As with every forecast, the conclusions are based on the assumptions and scenarios considered within the study. Changes to the assumptions or the addition of new scenarios could translate to very different results. The assumptions are listed in the following section.
- It is immediately apparent from the charts that the results from the various travel models varied significantly. The models were most consistent on their forecasts for vehicle trips.
Excerpt from study:
- Vehicle trips increase by an average of 20% without any shared use regulation. That increase is virtually eliminated (on average) with 50% of the AVs required to be shared rides.
- VMT increases by an average of 31% without any shared-use regulation. That increase is halved (on average) with 50% of the AVs required to be shared rides.
- Transit trips decline by an average of 29% without any shared use regulation, which grows to 35% with 50% of the AVs required to be shared rides.

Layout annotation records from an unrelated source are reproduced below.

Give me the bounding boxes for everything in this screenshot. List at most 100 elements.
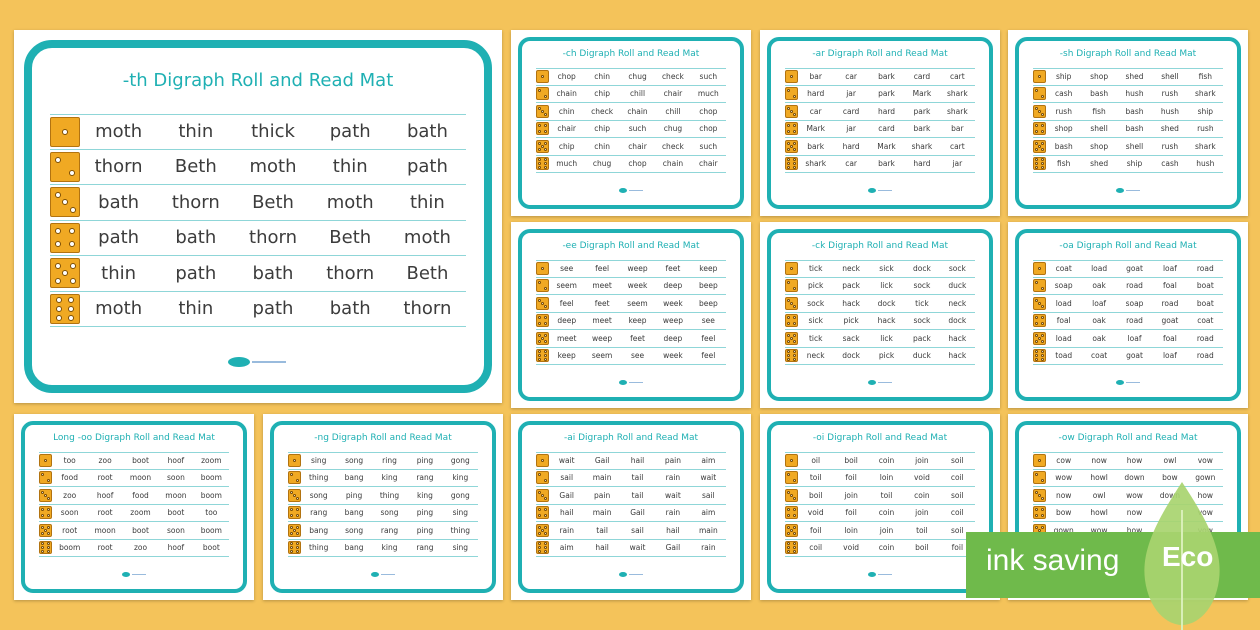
publisher-logo <box>122 572 146 577</box>
mat-word: tail <box>596 525 608 535</box>
mat-word: join <box>879 525 894 535</box>
mat-word: song <box>309 490 328 500</box>
mat-word: ship <box>1055 72 1072 82</box>
die-face-1-icon <box>536 70 549 84</box>
mat-word: cash <box>1055 89 1073 99</box>
mat-word: coat <box>1055 264 1072 274</box>
mat-word: wait <box>665 490 681 500</box>
mat-word: root <box>97 473 113 483</box>
digraph-mat-card[interactable]: -ng Digraph Roll and Read Mat sing song rin… <box>263 414 503 600</box>
die-face-5-icon <box>1033 331 1046 345</box>
mat-word: gown <box>1195 473 1216 483</box>
mat-word: shed <box>1160 124 1179 134</box>
mat-word: fish <box>1057 159 1071 169</box>
mat-word: wow <box>1055 473 1073 483</box>
mat-word: fish <box>1198 72 1213 82</box>
mat-word: sing <box>310 456 327 466</box>
die-face-6-icon <box>1033 349 1046 363</box>
mat-row: bow howl now vow <box>1033 505 1223 522</box>
die-face-6-icon <box>50 293 80 324</box>
mat-word: Gail <box>665 543 681 553</box>
mat-word: moth <box>95 298 143 320</box>
die-face-6-icon <box>536 541 549 555</box>
mat-word: coin <box>914 490 930 500</box>
die-face-1-icon <box>785 262 798 276</box>
mat-word: wow <box>1090 525 1108 535</box>
mat-word: feel <box>559 298 574 308</box>
mat-word: thorn <box>326 262 375 284</box>
digraph-mat-card[interactable]: -ee Digraph Roll and Read Mat see feel weep… <box>511 222 751 408</box>
die-face-6-icon <box>536 157 549 171</box>
digraph-mat-card[interactable]: -ck Digraph Roll and Read Mat tick neck sic… <box>760 222 1000 408</box>
mat-word: dock <box>877 298 896 308</box>
mat-word: path <box>329 121 371 143</box>
mat-word: path <box>252 298 294 320</box>
mat-word: shop <box>1090 72 1109 82</box>
die-face-1-icon <box>785 454 798 468</box>
mat-word: too <box>63 456 76 466</box>
mat-title: Long -oo Digraph Roll and Read Mat <box>53 433 215 443</box>
eco-leaf-icon <box>1144 482 1220 630</box>
mat-word: feel <box>595 264 610 274</box>
mat-word: check <box>661 72 684 82</box>
mat-word: neck <box>842 264 861 274</box>
mat-word: shell <box>1161 72 1179 82</box>
mat-row: bark hard Mark shark cart <box>785 138 975 156</box>
mat-word: sock <box>807 298 825 308</box>
mat-word: moth <box>403 227 451 249</box>
mat-word: song <box>380 508 399 518</box>
die-face-3-icon <box>785 296 798 310</box>
mat-word: join <box>844 490 858 500</box>
mat-title: -ow Digraph Roll and Read Mat <box>1058 433 1198 443</box>
mat-word: thing <box>309 543 329 553</box>
mat-word: thin <box>178 121 214 143</box>
mat-row: boom root zoo hoof boot <box>39 540 229 557</box>
mat-row: wow howl down bow gown <box>1033 470 1223 487</box>
mat-word: bash <box>1090 89 1109 99</box>
mat-word: loaf <box>1162 351 1177 361</box>
mat-word: king <box>416 490 433 500</box>
mat-word: check <box>661 141 684 151</box>
mat-row: rang bang song ping sing <box>288 505 478 522</box>
mat-word: bath <box>98 191 140 213</box>
mat-row: coat load goat loaf road <box>1033 260 1223 278</box>
mat-word: such <box>699 141 718 151</box>
mat-word: lick <box>880 281 893 291</box>
mat-row: toil foil loin void coil <box>785 470 975 487</box>
mat-word: load <box>1091 264 1108 274</box>
digraph-mat-card[interactable]: -ch Digraph Roll and Read Mat chop chin chu… <box>511 30 751 216</box>
mat-word: bash <box>1125 124 1144 134</box>
mat-word: coin <box>878 543 895 553</box>
mat-word: void <box>843 543 860 553</box>
digraph-mat-card[interactable]: -ar Digraph Roll and Read Mat bar car bark c… <box>760 30 1000 216</box>
digraph-mat-card[interactable]: -ai Digraph Roll and Read Mat wait Gail hai… <box>511 414 751 600</box>
mat-word: boom <box>200 473 222 483</box>
mat-word: zoom <box>201 456 222 466</box>
mat-row: chop chin chug check such <box>536 68 726 86</box>
th-digraph-mat[interactable]: -th Digraph Roll and Read Mat moth thin thi… <box>14 30 502 403</box>
mat-word: hard <box>913 159 931 169</box>
digraph-mat-card[interactable]: Long -oo Digraph Roll and Read Mat too zoo… <box>14 414 254 600</box>
mat-word: boom <box>200 525 222 535</box>
mat-word: shark <box>805 159 827 169</box>
mat-word: now <box>1126 508 1143 518</box>
mat-word: chin <box>594 141 610 151</box>
digraph-mat-card[interactable]: -sh Digraph Roll and Read Mat ship shop she… <box>1008 30 1248 216</box>
digraph-mat-card[interactable]: -oa Digraph Roll and Read Mat coat load goa… <box>1008 222 1248 408</box>
mat-word: park <box>913 106 931 116</box>
mat-word: aim <box>701 508 716 518</box>
digraph-mat-card[interactable]: -oi Digraph Roll and Read Mat oil boil coin… <box>760 414 1000 600</box>
mat-word: check <box>591 106 614 116</box>
mat-word: moth <box>326 191 374 213</box>
mat-word: coil <box>809 543 823 553</box>
mat-row: much chug chop chain chair <box>536 156 726 173</box>
die-face-5-icon <box>785 139 798 153</box>
mat-title: -ai Digraph Roll and Read Mat <box>563 433 699 443</box>
mat-row: see feel weep feet keep <box>536 260 726 278</box>
mat-word: rang <box>380 525 399 535</box>
mat-word: oak <box>1092 316 1106 326</box>
mat-word: chug <box>663 124 683 134</box>
mat-word: chain <box>556 89 577 99</box>
mat-word: lick <box>880 333 893 343</box>
mat-word: sail <box>560 473 574 483</box>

- On average, bus and transit trips less than 5 miles decrease more than rail and transit trips greater than 5 miles.
Excerpt from study:
- Terminal Time – Travel models define the time needed to park your car and walk to a destination as “terminal time.” The higher a terminal time, the less likely a person will choose an auto for a particular trip. AVs are likely to reduce terminal times by eliminating the need to park. The amount of reduction though will depend on the curb space management policies in cities and how they prioritize curb space use.
- Parking Cost – Most models include a variable for parking cost in areas where costs are imposed. AVs have the potential to lower or even eliminate these traditional parking costs. However, cities in the future may impose pick-up and drop-off costs for AV use depending on location to help manage peak period traffic demands.

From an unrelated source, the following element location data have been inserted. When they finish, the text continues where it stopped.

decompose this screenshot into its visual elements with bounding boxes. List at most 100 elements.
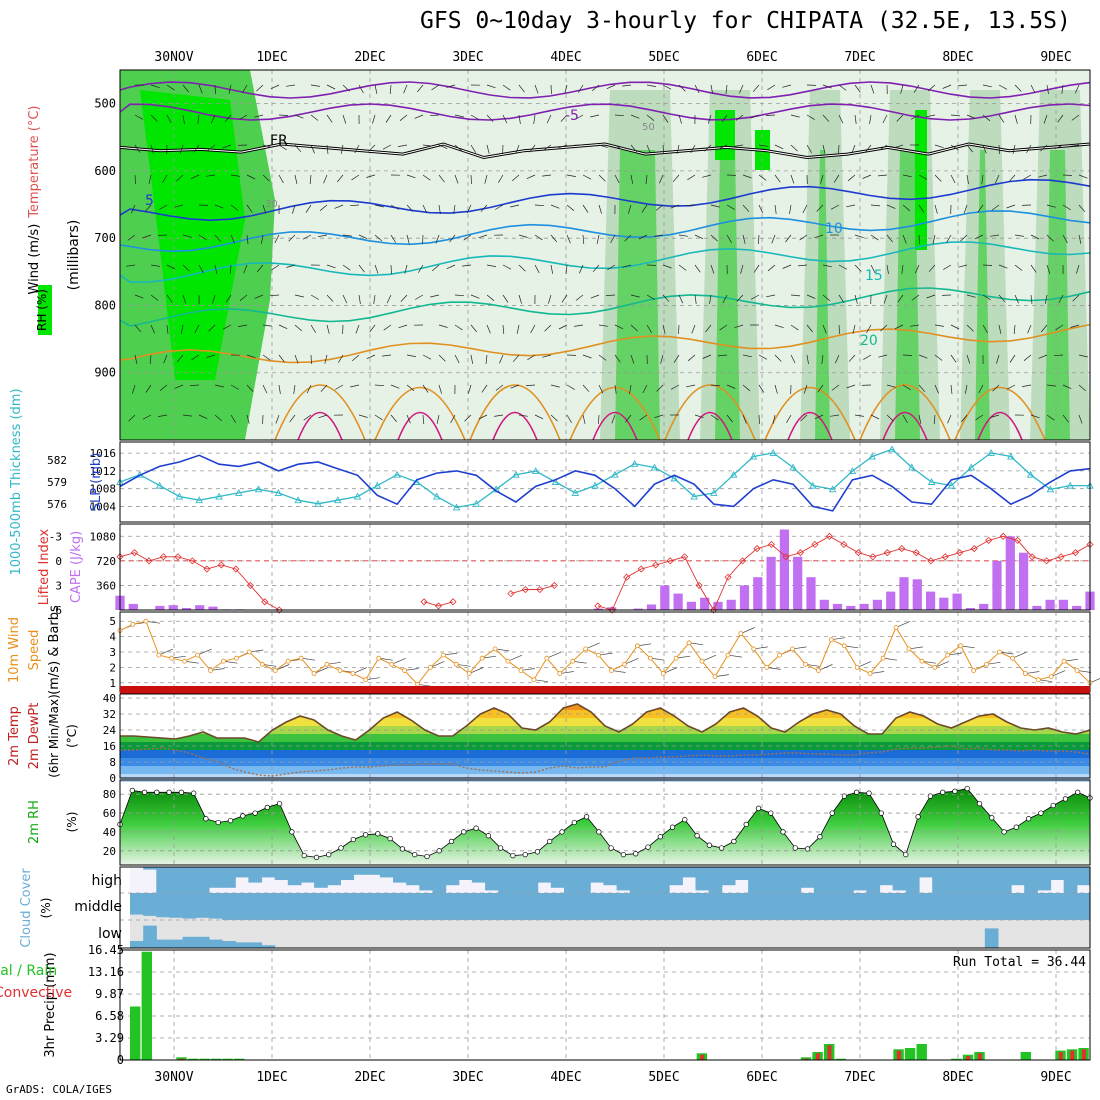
wind-barb (566, 384, 575, 390)
wind-barb (934, 354, 943, 361)
wind-barb (470, 144, 476, 153)
wind-barb (546, 651, 561, 659)
wind-barb (574, 324, 584, 327)
wind-barb (1055, 324, 1064, 331)
wind-barb (197, 648, 212, 656)
wind-speed-point (751, 646, 757, 652)
cloud-bar (287, 867, 302, 886)
wind-barb (499, 354, 504, 364)
rh-point (534, 849, 541, 855)
cloud-bar (287, 893, 302, 920)
wind-barb (278, 354, 285, 363)
wind-barb (895, 621, 911, 628)
rh2m-panel: 20 40 60 80 2m RH (%) (27, 779, 1093, 866)
cloud-bar (629, 893, 644, 920)
cloud-bar (366, 867, 381, 875)
wind-barb (966, 294, 976, 298)
precip-conv-bar (700, 1054, 705, 1060)
wind-barb (870, 264, 876, 274)
wind-barb (262, 324, 272, 327)
wind-barb (214, 204, 224, 209)
wind-barb (806, 354, 809, 364)
precip-tick-label: 13.16 (88, 965, 124, 979)
slp-tick-label: 1008 (90, 483, 117, 496)
cape-bar (846, 605, 856, 610)
wind-barb (742, 354, 752, 358)
cloud-bar (156, 939, 170, 948)
thickness-point (1026, 470, 1035, 478)
wind-barb (624, 234, 632, 242)
wind-barb (286, 264, 296, 268)
wind-barb (950, 144, 959, 151)
wind-barb (869, 114, 872, 124)
wind-barb (772, 414, 776, 424)
wind-barb (736, 294, 744, 302)
cloud-bar (669, 867, 683, 886)
lifted-point (1028, 553, 1036, 561)
wind-tick-label: 3 (109, 646, 116, 659)
wind-barb (1038, 174, 1048, 178)
cloud-bar (564, 867, 578, 893)
wind-speed-point (803, 661, 808, 667)
wind-barb (818, 664, 833, 671)
rh-point (461, 829, 467, 835)
wind-barb (127, 234, 136, 241)
thickness-point (195, 496, 203, 504)
wind-barb (854, 264, 862, 272)
wind-barb (374, 414, 383, 421)
wind-barb (822, 324, 827, 334)
rh-point (240, 813, 246, 819)
wind-speed-point (880, 655, 886, 661)
wind-barb (262, 174, 270, 182)
wind-barb (614, 354, 621, 363)
cloud-bar (458, 893, 473, 920)
wind-barb (1014, 84, 1022, 92)
cloud-bar (853, 893, 867, 920)
wind-barb (518, 264, 526, 272)
wind-axis-title-3: (m/s) & Barbs (47, 605, 62, 695)
wind-barb (1062, 414, 1069, 423)
temperature-contour (119, 81, 1091, 99)
wind-barb (469, 667, 484, 674)
wind-barb (934, 384, 939, 394)
cloud-bar (734, 867, 749, 880)
thickness-point (512, 470, 520, 478)
rh-point (203, 816, 209, 822)
cape-bar (979, 603, 989, 610)
wind-barb (550, 234, 557, 243)
wind-barb (542, 174, 552, 177)
wind-barb (950, 384, 953, 394)
wind-barb (814, 234, 824, 239)
wind-speed-point (182, 658, 188, 664)
wind-barb (358, 414, 368, 418)
cape-bar (686, 601, 696, 610)
cloud-bar (208, 893, 223, 919)
rh-point (817, 834, 823, 840)
wind-barb (166, 84, 175, 91)
cloud-bar (406, 893, 420, 920)
wind-barb (694, 294, 697, 304)
cloud-bar (879, 893, 894, 920)
wind-barb (310, 324, 316, 333)
date-label-bottom: 1DEC (256, 1070, 287, 1085)
wind-barb (527, 354, 536, 361)
cloud-bar (682, 867, 696, 878)
cloud-bar (721, 893, 736, 920)
rh-point (141, 789, 148, 795)
wind-barb (1006, 204, 1016, 209)
cloud-bar (1050, 867, 1065, 880)
thickness-point (432, 492, 441, 500)
wind-barb (739, 84, 744, 94)
wind-barb (225, 294, 232, 303)
wind-barb (382, 144, 392, 150)
lifted-point (695, 581, 703, 589)
wind-barb (726, 414, 733, 423)
wind-speed-point (699, 658, 705, 664)
temp-axis-title-3: (6hr Min/Max) (47, 694, 61, 778)
credit-text: GrADS: COLA/IGES (6, 1083, 112, 1096)
wind-barb (1061, 84, 1064, 94)
wind-barb (404, 264, 408, 274)
cloud-bar (143, 925, 157, 948)
cloud-bar (577, 867, 591, 893)
precip-tick-label: 3.29 (95, 1031, 124, 1045)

- Value of Time – Travel models also incorporate the value of time, but in different ways. We expect travelers using AVs will have lower values of time because the opportunity cost of driving will be reduced.
- Auto Availability – Models generally have variables tied to trip rates and auto availability. AVs may increase trip rates due to their greater convenience and ready availability. Greater convenience could lead to more discretionary vehicle trips for shopping, social, leisure or recreational purposes. Additionally, people not licensed to drive will be able to make vehicle trips. Vehicle availability will increase for many households and at workplace locations – especially those in urban areas.
- Roadway Capacity – As vehicles become more automated and connected, they offer greater potential to increase roadway capacity especially on freeways. The increase in capacity will come from shorter headways, less weaving, and more stable traffic flows. We expect that freeway capacity will increase first on freeways and expressways, then on major arterials.